We have a recent blog post that discusses how we included article metadata (such as publication name and country) in our text classification models. In our case, we are classifying quotes from news articles. While there is more exploration to be done, I thought it would be of interest to the fast.ai community, as we found that with this method we were able to improve upon our previous results by 3-9%. It’d be great to get people’s feedback.
The way we do this is by prepending the metadata to the text field, like this:
pub_name pub_name_fastai aut_name aut_name_Jeremy_Howard quote_text Today we’ll see how to read a much larger dataset – one which may not even fit in the RAM on your machine!
I was also wondering if other people had insights based on their experiences with similar efforts. I know you can now use the
xxfld marker to indicate separate fields of your data - I think that would have a similar effect, thought I would hypothesize that by indicating the fields are different would improve the results. We also wanted to ensure that if the same string appeared in both a metadata field and in the text that they would be treated differently (which is why we concatenate the metadata and prepend with the tag itself).

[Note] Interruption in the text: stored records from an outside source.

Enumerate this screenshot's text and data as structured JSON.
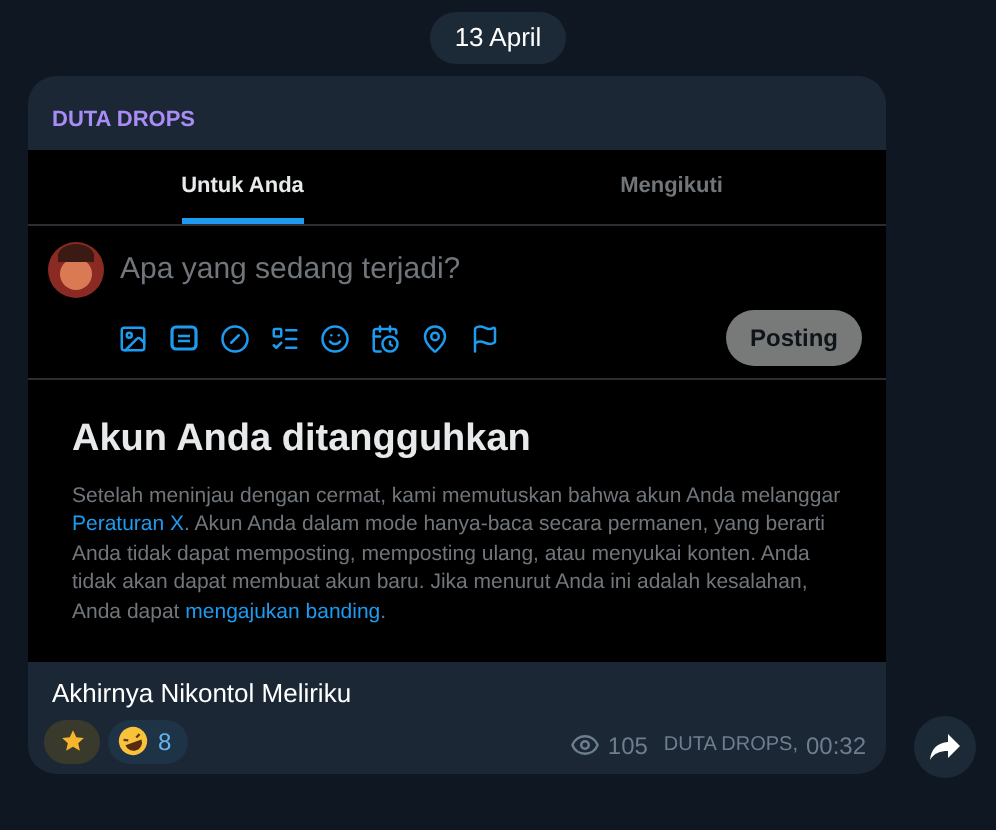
{
  "date_pill": "13 April",
  "post": {
    "channel": "DUTA DROPS",
    "screenshot": {
      "tabs": [
        {
          "label": "Untuk Anda",
          "selected": true
        },
        {
          "label": "Mengikuti",
          "selected": false
        }
      ],
      "compose": {
        "placeholder": "Apa yang sedang terjadi?",
        "post_button": {
          "label": "Posting",
          "disabled": true
        }
      },
      "notice": {
        "title": "Akun Anda ditangguhkan",
        "body": [
          {
            "kind": "text",
            "text": "Setelah meninjau dengan cermat, kami memutuskan bahwa akun Anda melanggar "
          },
          {
            "kind": "link",
            "text": "Peraturan X"
          },
          {
            "kind": "text",
            "text": ". Akun Anda dalam mode hanya-baca secara permanen, yang berarti Anda tidak dapat memposting, memposting ulang, atau menyukai konten. Anda tidak akan dapat membuat akun baru. Jika menurut Anda ini adalah kesalahan, Anda dapat "
          },
          {
            "kind": "link",
            "text": "mengajukan banding"
          },
          {
            "kind": "text",
            "text": "."
          }
        ]
      }
    },
    "caption": "Akhirnya Nikontol Meliriku",
    "reactions": [
      {
        "kind": "star"
      },
      {
        "kind": "laugh",
        "count": "8"
      }
    ],
    "views": "105",
    "signature": "DUTA DROPS,",
    "time": "00:32"
  }
}
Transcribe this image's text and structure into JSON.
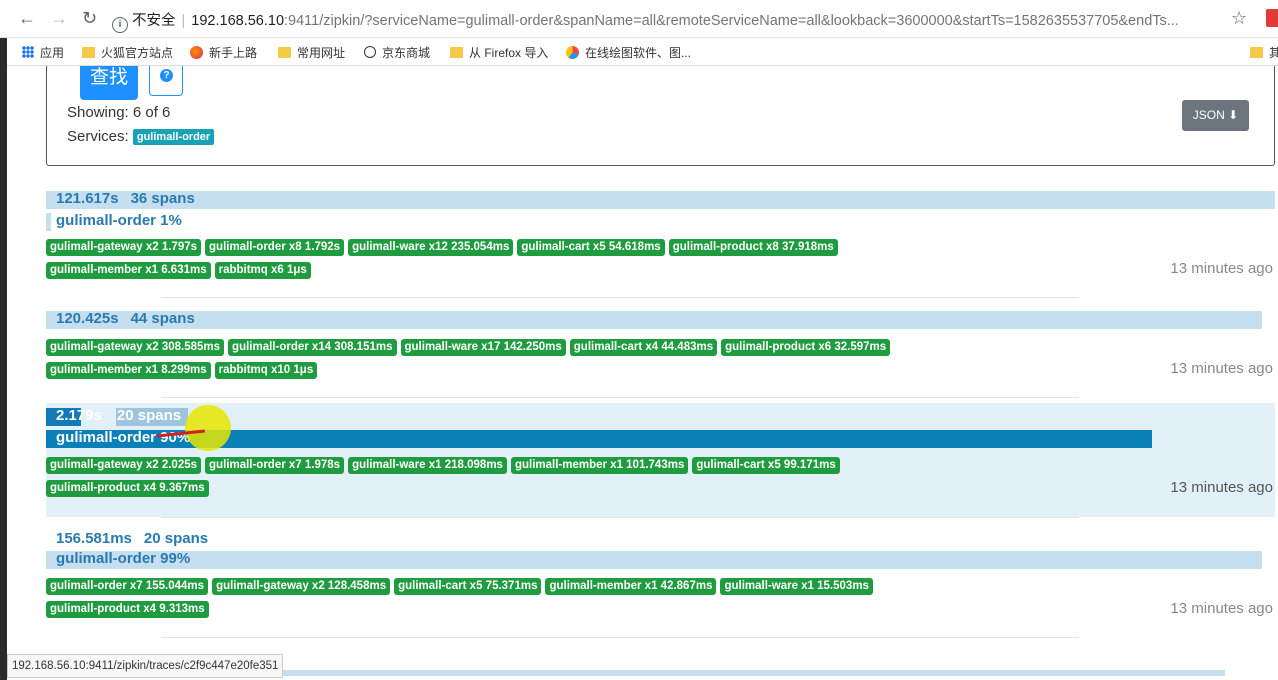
{
  "browser": {
    "back_icon": "arrow-left-icon",
    "forward_icon": "arrow-right-icon",
    "reload_icon": "reload-icon",
    "security_label": "不安全",
    "url_host": "192.168.56.10",
    "url_rest": ":9411/zipkin/?serviceName=gulimall-order&spanName=all&remoteServiceName=all&lookback=3600000&startTs=1582635537705&endTs...",
    "bookmarks": [
      "应用",
      "火狐官方站点",
      "新手上路",
      "常用网址",
      "京东商城",
      "从 Firefox 导入",
      "在线绘图软件、图..."
    ],
    "bookmark_right": "其"
  },
  "panel": {
    "search_button": "查找",
    "help_icon": "?",
    "showing": "Showing: 6 of 6",
    "services_label": "Services:",
    "service_badge": "gulimall-order",
    "json_button": "JSON"
  },
  "traces": [
    {
      "duration": "121.617s",
      "spans": "36 spans",
      "service_pct": "gulimall-order 1%",
      "row1": [
        "gulimall-gateway x2 1.797s",
        "gulimall-order x8 1.792s",
        "gulimall-ware x12 235.054ms",
        "gulimall-cart x5 54.618ms",
        "gulimall-product x8 37.918ms"
      ],
      "row2": [
        "gulimall-member x1 6.631ms",
        "rabbitmq x6 1μs"
      ],
      "ago": "13 minutes ago"
    },
    {
      "duration": "120.425s",
      "spans": "44 spans",
      "service_pct": "",
      "row1": [
        "gulimall-gateway x2 308.585ms",
        "gulimall-order x14 308.151ms",
        "gulimall-ware x17 142.250ms",
        "gulimall-cart x4 44.483ms",
        "gulimall-product x6 32.597ms"
      ],
      "row2": [
        "gulimall-member x1 8.299ms",
        "rabbitmq x10 1μs"
      ],
      "ago": "13 minutes ago"
    },
    {
      "duration": "2.179s",
      "spans": "20 spans",
      "service_pct": "gulimall-order 90%",
      "row1": [
        "gulimall-gateway x2 2.025s",
        "gulimall-order x7 1.978s",
        "gulimall-ware x1 218.098ms",
        "gulimall-member x1 101.743ms",
        "gulimall-cart x5 99.171ms"
      ],
      "row2": [
        "gulimall-product x4 9.367ms"
      ],
      "ago": "13 minutes ago"
    },
    {
      "duration": "156.581ms",
      "spans": "20 spans",
      "service_pct": "gulimall-order 99%",
      "row1": [
        "gulimall-order x7 155.044ms",
        "gulimall-gateway x2 128.458ms",
        "gulimall-cart x5 75.371ms",
        "gulimall-member x1 42.867ms",
        "gulimall-ware x1 15.503ms"
      ],
      "row2": [
        "gulimall-product x4 9.313ms"
      ],
      "ago": "13 minutes ago"
    }
  ],
  "status_url": "192.168.56.10:9411/zipkin/traces/c2f9c447e20fe351"
}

This is awesome, thanks for sharing!
This is really cool, thanks for sharing! If I understand this correctly - does this require re-tokenization and retraining on a periodic basis as you encounter new authors or publications?
I came across a very similar idea reading this:
On page 4 they talk about adding in context data, which per table 5.2 did seem to help quite a bit as well.

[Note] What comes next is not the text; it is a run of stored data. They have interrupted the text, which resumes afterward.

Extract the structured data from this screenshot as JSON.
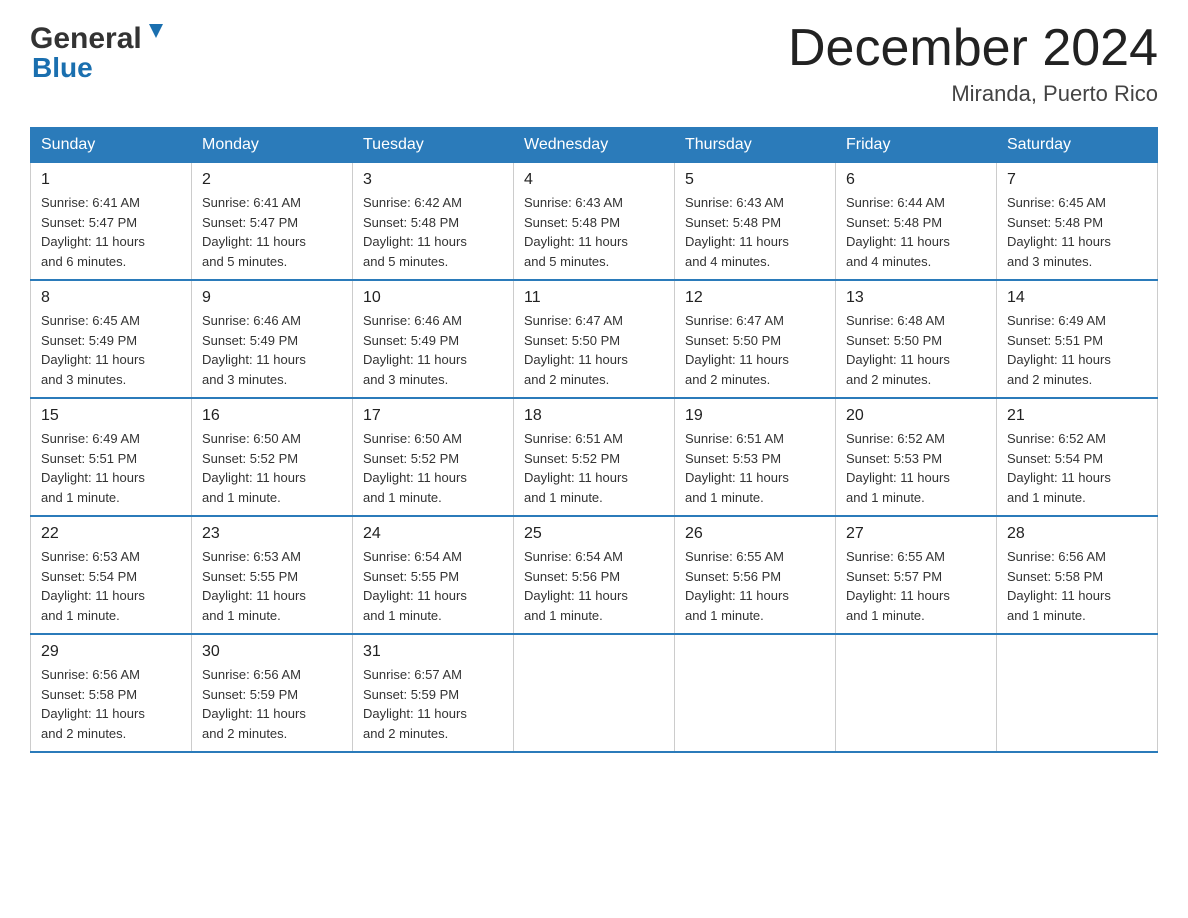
{
  "header": {
    "logo_general": "General",
    "logo_blue": "Blue",
    "month_title": "December 2024",
    "location": "Miranda, Puerto Rico"
  },
  "days_of_week": [
    "Sunday",
    "Monday",
    "Tuesday",
    "Wednesday",
    "Thursday",
    "Friday",
    "Saturday"
  ],
  "weeks": [
    [
      {
        "day": "1",
        "sunrise": "6:41 AM",
        "sunset": "5:47 PM",
        "daylight": "11 hours and 6 minutes."
      },
      {
        "day": "2",
        "sunrise": "6:41 AM",
        "sunset": "5:47 PM",
        "daylight": "11 hours and 5 minutes."
      },
      {
        "day": "3",
        "sunrise": "6:42 AM",
        "sunset": "5:48 PM",
        "daylight": "11 hours and 5 minutes."
      },
      {
        "day": "4",
        "sunrise": "6:43 AM",
        "sunset": "5:48 PM",
        "daylight": "11 hours and 5 minutes."
      },
      {
        "day": "5",
        "sunrise": "6:43 AM",
        "sunset": "5:48 PM",
        "daylight": "11 hours and 4 minutes."
      },
      {
        "day": "6",
        "sunrise": "6:44 AM",
        "sunset": "5:48 PM",
        "daylight": "11 hours and 4 minutes."
      },
      {
        "day": "7",
        "sunrise": "6:45 AM",
        "sunset": "5:48 PM",
        "daylight": "11 hours and 3 minutes."
      }
    ],
    [
      {
        "day": "8",
        "sunrise": "6:45 AM",
        "sunset": "5:49 PM",
        "daylight": "11 hours and 3 minutes."
      },
      {
        "day": "9",
        "sunrise": "6:46 AM",
        "sunset": "5:49 PM",
        "daylight": "11 hours and 3 minutes."
      },
      {
        "day": "10",
        "sunrise": "6:46 AM",
        "sunset": "5:49 PM",
        "daylight": "11 hours and 3 minutes."
      },
      {
        "day": "11",
        "sunrise": "6:47 AM",
        "sunset": "5:50 PM",
        "daylight": "11 hours and 2 minutes."
      },
      {
        "day": "12",
        "sunrise": "6:47 AM",
        "sunset": "5:50 PM",
        "daylight": "11 hours and 2 minutes."
      },
      {
        "day": "13",
        "sunrise": "6:48 AM",
        "sunset": "5:50 PM",
        "daylight": "11 hours and 2 minutes."
      },
      {
        "day": "14",
        "sunrise": "6:49 AM",
        "sunset": "5:51 PM",
        "daylight": "11 hours and 2 minutes."
      }
    ],
    [
      {
        "day": "15",
        "sunrise": "6:49 AM",
        "sunset": "5:51 PM",
        "daylight": "11 hours and 1 minute."
      },
      {
        "day": "16",
        "sunrise": "6:50 AM",
        "sunset": "5:52 PM",
        "daylight": "11 hours and 1 minute."
      },
      {
        "day": "17",
        "sunrise": "6:50 AM",
        "sunset": "5:52 PM",
        "daylight": "11 hours and 1 minute."
      },
      {
        "day": "18",
        "sunrise": "6:51 AM",
        "sunset": "5:52 PM",
        "daylight": "11 hours and 1 minute."
      },
      {
        "day": "19",
        "sunrise": "6:51 AM",
        "sunset": "5:53 PM",
        "daylight": "11 hours and 1 minute."
      },
      {
        "day": "20",
        "sunrise": "6:52 AM",
        "sunset": "5:53 PM",
        "daylight": "11 hours and 1 minute."
      },
      {
        "day": "21",
        "sunrise": "6:52 AM",
        "sunset": "5:54 PM",
        "daylight": "11 hours and 1 minute."
      }
    ],
    [
      {
        "day": "22",
        "sunrise": "6:53 AM",
        "sunset": "5:54 PM",
        "daylight": "11 hours and 1 minute."
      },
      {
        "day": "23",
        "sunrise": "6:53 AM",
        "sunset": "5:55 PM",
        "daylight": "11 hours and 1 minute."
      },
      {
        "day": "24",
        "sunrise": "6:54 AM",
        "sunset": "5:55 PM",
        "daylight": "11 hours and 1 minute."
      },
      {
        "day": "25",
        "sunrise": "6:54 AM",
        "sunset": "5:56 PM",
        "daylight": "11 hours and 1 minute."
      },
      {
        "day": "26",
        "sunrise": "6:55 AM",
        "sunset": "5:56 PM",
        "daylight": "11 hours and 1 minute."
      },
      {
        "day": "27",
        "sunrise": "6:55 AM",
        "sunset": "5:57 PM",
        "daylight": "11 hours and 1 minute."
      },
      {
        "day": "28",
        "sunrise": "6:56 AM",
        "sunset": "5:58 PM",
        "daylight": "11 hours and 1 minute."
      }
    ],
    [
      {
        "day": "29",
        "sunrise": "6:56 AM",
        "sunset": "5:58 PM",
        "daylight": "11 hours and 2 minutes."
      },
      {
        "day": "30",
        "sunrise": "6:56 AM",
        "sunset": "5:59 PM",
        "daylight": "11 hours and 2 minutes."
      },
      {
        "day": "31",
        "sunrise": "6:57 AM",
        "sunset": "5:59 PM",
        "daylight": "11 hours and 2 minutes."
      },
      null,
      null,
      null,
      null
    ]
  ],
  "labels": {
    "sunrise": "Sunrise:",
    "sunset": "Sunset:",
    "daylight": "Daylight:"
  }
}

Yes, you would have to re-tokenize every once in a while. We actually expect to have to retrain these models on a somewhat frequent basis (e.g., biweekly, monthly) due to topic drift, where topic drift is when a new topic enters the media that the model has not seen much before.
Thanks for sharing that paper - I had not seen it before and it does seem that it is very similar. I think there’s a lot of promise in these approaches and it’s something that we’ll continue to explore over the coming year. We’ll be sure to share any interesting results in the forums!
Very interesting, have you tried the opposite of using text inside of tabular models ? I am not sure how we would do it.
I’m not sure exactly what you mean, but if you want to combine data from two different types of models I’d look at this other post on the forums and I think that might answer your question.
I’ll likely be working more about combining models of different types over the coming months, so if I make progress on that front I’ll be sure to post here.
Thanks for the link, looks really interesting (ConcatModel).
What I originally meant is that I see you used NLP model with some tabular fields, I was wondering if you had tried the opposite : text (content of an article) inside a tabular model : https://docs.fast.ai/tabular.html
@Tchotchke Do you train both the lang model and the classifier on the text with the prepended metadata, or just the classifier?
Yes, both the language model and the classifier
I was actually doing the same thing before reading your post and was wondering if there was a better approach. The only difference between your approach and mine was that I appended the metadata to the end of the text and delimited them with “,”. But I like your approach better. Let me try your approach and report the result later. The funny thing is I was only able to get my language model accuracy to about .58 but my Text classifier was able to achieve .80+ accuracy. Did you experienced the same pattern?
I would be very interested in hearing your results, hopefully it works out well for you.
The results you’re getting make sense. Remember, for the language model, the target you are trying to predict is the next word in a sequence, which is really hard (I’m always impressed that we’re able to get above 30% on that task). When adding metadata like this, it will raise the accuracy of the language model because what it’s trying to predict is a bit more constrained.
Then you will almost certainly see a higher accuracy for your text classifier, because you have a much more limited target set (e.g., you may only have 10-20 unique values that you are trying to predict).